Universal Credit - Case study


Carmen is a single parent with two dependent children aged 6 and 11.  She works part-time as a staff nurse. 

Carmen Claims Universal Credit (UC) which includes an amount toward housing costs and a work allowance. 

Carmen’s salary is paid calendar monthly and her normal payday is the 25th of each month.   In months where her normal payday falls either on a bank holiday or a weekend, she is paid on the closest working day.

Carmen’s UC assessment period runs from 26th- 25th of each month which means that on the times she receives her salary earlier than the 25th of each month, she is treated as having received two month’s pay in one UC assessment period.  Carmen has also had problems with her Trust payroll department putting the wrong date on pay slips which has resulted in the same issue arising as she has been treated as having received the money in one UC assessment period.  

This has caused significant problems for Carmen and her family.    Carmen has found it very difficult to budget due to the variable income and managing cash-flow with two young children.  She has lost her work allowance in these periods due to the ‘doubling up’ of earnings by the Department for Work and Pensions (DWP) and, she has also repeatedly lost her entitlement to Council Tax Reduction due to the way in which her income has been reported by the DWP.  

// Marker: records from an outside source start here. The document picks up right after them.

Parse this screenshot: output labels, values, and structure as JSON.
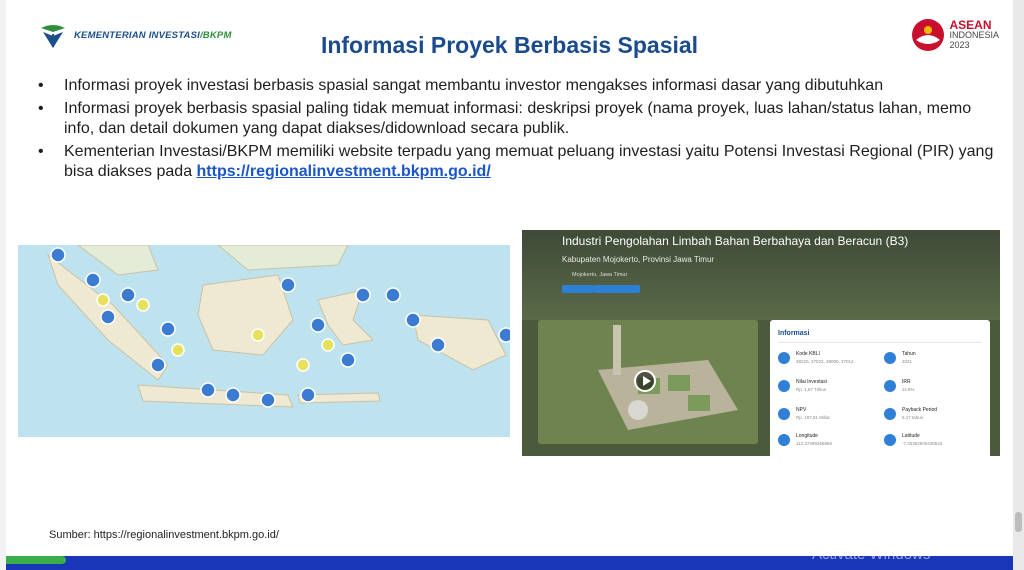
{
  "header": {
    "ministry_logo_text": "KEMENTERIAN INVESTASI",
    "ministry_logo_suffix": "/BKPM",
    "title": "Informasi Proyek Berbasis Spasial",
    "asean_logo": {
      "line1": "ASEAN",
      "line2": "INDONESIA",
      "line3": "2023"
    }
  },
  "bullets": [
    {
      "text": "Informasi proyek investasi berbasis spasial sangat membantu investor mengakses informasi dasar yang dibutuhkan"
    },
    {
      "text": "Informasi proyek berbasis spasial paling tidak memuat informasi: deskripsi proyek (nama proyek, luas lahan/status lahan, memo info, dan detail dokumen yang dapat diakses/didownload secara publik."
    },
    {
      "text": "Kementerian Investasi/BKPM memiliki website terpadu yang memuat peluang investasi yaitu Potensi Investasi Regional (PIR) yang bisa diakses pada ",
      "link": "https://regionalinvestment.bkpm.go.id/"
    }
  ],
  "bullet_symbol": "•",
  "project_screenshot": {
    "title": "Industri Pengolahan Limbah Bahan Berbahaya dan Beracun (B3)",
    "subtitle": "Kabupaten Mojokerto, Provinsi Jawa Timur",
    "location": "Mojokerto, Jawa Timur",
    "panel_heading": "Informasi",
    "info": [
      {
        "key": "Kode KBLI",
        "value": "38220, 37022, 39000, 37012"
      },
      {
        "key": "Tahun",
        "value": "2021"
      },
      {
        "key": "Nilai Investasi",
        "value": "Rp. 1,67 Triliun"
      },
      {
        "key": "IRR",
        "value": "11,8%"
      },
      {
        "key": "NPV",
        "value": "Rp. 187,81 Miliar"
      },
      {
        "key": "Payback Period",
        "value": "6,17 tahun"
      },
      {
        "key": "Longitude",
        "value": "112.37399266866"
      },
      {
        "key": "Latitude",
        "value": "-7.35362600428533"
      }
    ]
  },
  "source": "Sumber: https://regionalinvestment.bkpm.go.id/",
  "watermark": "Activate Windows",
  "colors": {
    "title": "#1a4b8c",
    "link": "#1a56c8",
    "footer": "#1a36b8",
    "accent_green": "#3aae4a"
  }
}
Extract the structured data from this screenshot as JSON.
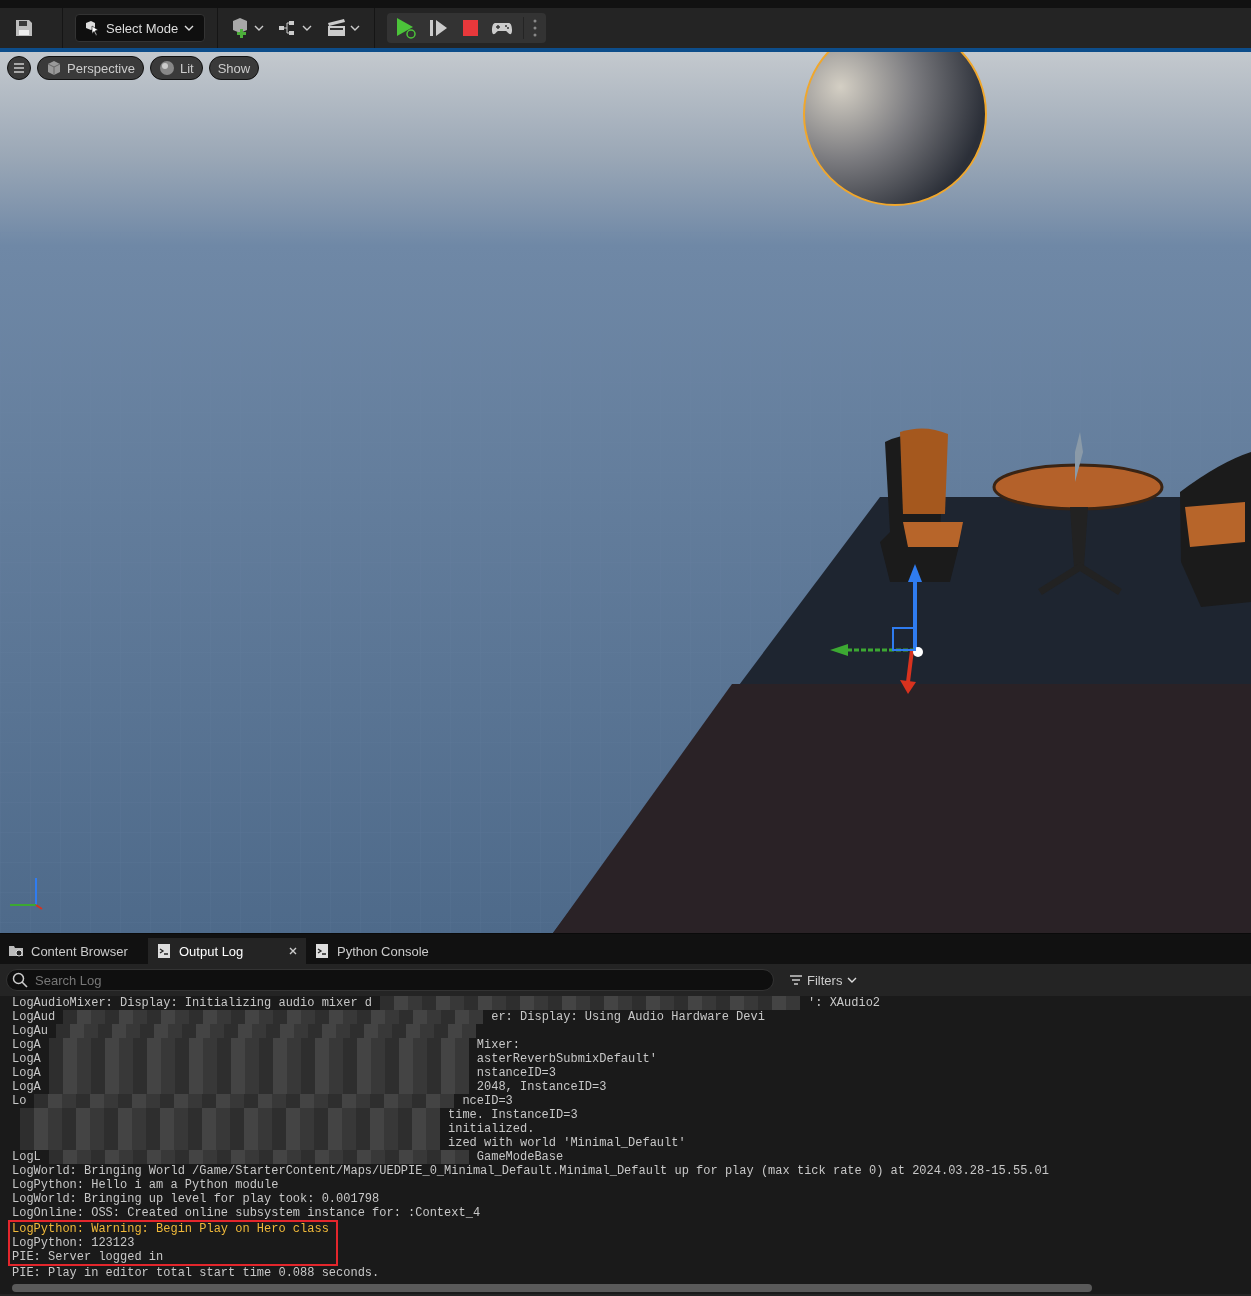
{
  "toolbar": {
    "mode_button": {
      "label": "Select Mode"
    }
  },
  "viewport": {
    "buttons": [
      {
        "kind": "menu"
      },
      {
        "kind": "cube",
        "label": "Perspective"
      },
      {
        "kind": "sphere",
        "label": "Lit"
      },
      {
        "kind": "plain",
        "label": "Show"
      }
    ]
  },
  "tabs": [
    {
      "kind": "folder",
      "label": "Content Browser",
      "selected": false,
      "closable": false
    },
    {
      "kind": "log",
      "label": "Output Log",
      "selected": true,
      "closable": true
    },
    {
      "kind": "log",
      "label": "Python Console",
      "selected": false,
      "closable": false
    }
  ],
  "search": {
    "placeholder": "Search Log"
  },
  "filters": {
    "label": "Filters"
  },
  "log_lines": [
    {
      "kind": "display",
      "left": "LogAudioMixer: Display: Initializing audio mixer d",
      "right": "': XAudio2",
      "redacted": true,
      "highlighted": false
    },
    {
      "kind": "display",
      "left": "LogAud",
      "right": "er: Display: Using Audio Hardware Devi",
      "redacted": true,
      "highlighted": false
    },
    {
      "kind": "display",
      "left": "LogAu",
      "redacted": true,
      "highlighted": false
    },
    {
      "kind": "display",
      "left": "LogA",
      "right": "Mixer:",
      "redacted": true,
      "highlighted": false
    },
    {
      "kind": "display",
      "left": "LogA",
      "right": "asterReverbSubmixDefault'",
      "redacted": true,
      "highlighted": false
    },
    {
      "kind": "display",
      "left": "LogA",
      "right": "nstanceID=3",
      "redacted": true,
      "highlighted": false
    },
    {
      "kind": "display",
      "left": "LogA",
      "right": "2048, InstanceID=3",
      "redacted": true,
      "highlighted": false
    },
    {
      "kind": "display",
      "left": "Lo",
      "right": "nceID=3",
      "redacted": true,
      "highlighted": false
    },
    {
      "kind": "display",
      "right": "time. InstanceID=3",
      "redacted": true,
      "highlighted": false
    },
    {
      "kind": "display",
      "right": "initialized.",
      "redacted": true,
      "highlighted": false
    },
    {
      "kind": "display",
      "right": "ized with world 'Minimal_Default'",
      "redacted": true,
      "highlighted": false
    },
    {
      "kind": "display",
      "left": "LogL",
      "right": "GameModeBase",
      "redacted": true,
      "highlighted": false
    },
    {
      "kind": "display",
      "left": "LogWorld: Bringing World /Game/StarterContent/Maps/UEDPIE_0_Minimal_Default.Minimal_Default up for play (max tick rate 0) at 2024.03.28-15.55.01",
      "redacted": false,
      "highlighted": false
    },
    {
      "kind": "display",
      "left": "LogPython: Hello i am a Python module",
      "redacted": false,
      "highlighted": false
    },
    {
      "kind": "display",
      "left": "LogWorld: Bringing up level for play took: 0.001798",
      "redacted": false,
      "highlighted": false
    },
    {
      "kind": "display",
      "left": "LogOnline: OSS: Created online subsystem instance for: :Context_4",
      "redacted": false,
      "highlighted": false
    },
    {
      "kind": "warning",
      "left": "LogPython: Warning: Begin Play on Hero class",
      "redacted": false,
      "highlighted": true
    },
    {
      "kind": "display",
      "left": "LogPython: 123123",
      "redacted": false,
      "highlighted": true
    },
    {
      "kind": "display",
      "left": "PIE: Server logged in",
      "redacted": false,
      "highlighted": true
    },
    {
      "kind": "display",
      "left": "PIE: Play in editor total start time 0.088 seconds.",
      "redacted": false,
      "highlighted": false
    }
  ]
}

Carmen has found this situation extremely challenging to deal with both in terms of the financial detriment and her efforts to dispute this matter with the DWP. She has also struggled to get her employer on board in reporting pay dates correctly. Carmen has disputed the DWP’s decision to assess her income in this way through the mandatory reconsideration process and is now appealing to a First Tier Tribunal and awaits a hearing date.